4 WF 83/22Tribunal supérieur27 sept. 2022

Regest

1. Das vereinfachte Verfahren ist unzulässig, wenn die Angaben in dem Antrag nicht der Wahrheit entsprechen und der wahre Sachverhalt die Festsetzung von Unterhalt im vereinfachten Verfahren nicht rechtfertigt. 2. Dem steht nicht entgegen, dass dieser Einwand erst im beschwerdeverfahren erhoben wordenist, da die Beschwerde auf neue Tatsachen gestützt werden kann.

Texte intégral

Oberlandesgericht Hamm — 4 WF 83/22 — Beschluss

Entscheidungsdatum: 2022-09-27

Aktenzeichen: 4 WF 83/22

ECLI: ECLI:DE:OLGHAM:2022:0927.4WF83.22.00

Dokumenttyp: Beschluss

Spruchkörper: 4. Familiensenat

Normen: § 249, § 250 Abs. 1 Nr. 12 FamFG, § 65 Abs. 3 FamFG

Leitsätze

Das vereinfachte Verfahren ist unzulässig, wenn die Angaben in dem Antrag nicht der Wahrheit entsprechen und der wahre Sachverhalt die Festsetzung von Unterhalt im vereinfachten Verfahren nicht rechtfertigt.
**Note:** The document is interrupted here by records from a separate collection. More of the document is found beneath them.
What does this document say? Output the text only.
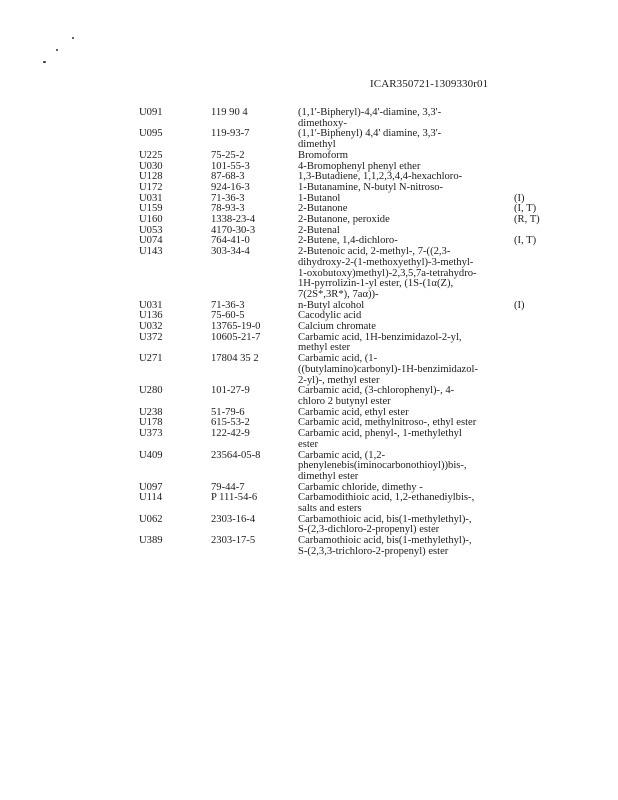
ICAR350721-1309330r01
U091	119 90 4	(1,1'-Bipheryl)-4,4'-diamine, 3,3'-
dimethoxy-
U095	119-93-7	(1,1'-Biphenyl) 4,4' diamine, 3,3'-
dimethyl
U225	75-25-2	Bromoform
U030	101-55-3	4-Bromophenyl phenyl ether
U128	87-68-3	1,3-Butadiene, 1,1,2,3,4,4-hexachloro-
U172	924-16-3	1-Butanamine, N-butyl N-nitroso-
U031	71-36-3	1-Butanol	(I)
U159	78-93-3	2-Butanone	(I, T)
U160	1338-23-4	2-Butanone, peroxide	(R, T)
U053	4170-30-3	2-Butenal
U074	764-41-0	2-Butene, 1,4-dichloro-	(I, T)
U143	303-34-4	2-Butenoic acid, 2-methyl-, 7-((2,3-
dihydroxy-2-(1-methoxyethyl)-3-methyl-
1-oxobutoxy)methyl)-2,3,5,7a-tetrahydro-
1H-pyrrolizin-1-yl ester, (1S-(1α(Z),
7(2S*,3R*), 7aα))-
U031	71-36-3	n-Butyl alcohol	(I)
U136	75-60-5	Cacodylic acid
U032	13765-19-0	Calcium chromate
U372	10605-21-7	Carbamic acid, 1H-benzimidazol-2-yl,
methyl ester
U271	17804 35 2	Carbamic acid, (1-
((butylamino)carbonyl)-1H-benzimidazol-
2-yl)-, methyl ester
U280	101-27-9	Carbamic acid, (3-chlorophenyl)-, 4-
chloro 2 butynyl ester
U238	51-79-6	Carbamic acid, ethyl ester
U178	615-53-2	Carbamic acid, methylnitroso-, ethyl ester
U373	122-42-9	Carbamic acid, phenyl-, 1-methylethyl
ester
U409	23564-05-8	Carbamic acid, (1,2-
phenylenebis(iminocarbonothioyl))bis-,
dimethyl ester
U097	79-44-7	Carbamic chloride, dimethy -
U114	P 111-54-6	Carbamodithioic acid, 1,2-ethanediylbis-,
salts and esters
U062	2303-16-4	Carbamothioic acid, bis(1-methylethyl)-,
S-(2,3-dichloro-2-propenyl) ester
U389	2303-17-5	Carbamothioic acid, bis(1-methylethyl)-,
S-(2,3,3-trichloro-2-propenyl) ester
Dem steht nicht entgegen, dass dieser Einwand erst im beschwerdeverfahren erhoben wordenist, da die Beschwerde auf neue Tatsachen gestützt werden kann.

Tenor

Auf die Beschwerde des Antragsgegners wird der am 02.02.2022 erlassene Beschluss des Amtsgerichts – Familiengericht – Siegen, Az. 15 FH 72/21, aufgehoben.

Die Anträge der Antragstellerin zu 1.) und der Antragstellerin zu 2.) auf Festsetzung von Unterhalt im vereinfachten Verfahren werden zurückgewiesen.

Die Kosten des erst- und zweitinstanzlichen Verfahrens werden gegeneinander aufgehoben.

Der Verfahrenswert für das Beschwerdeverfahren wird auf 10.794,00 € festgesetzt.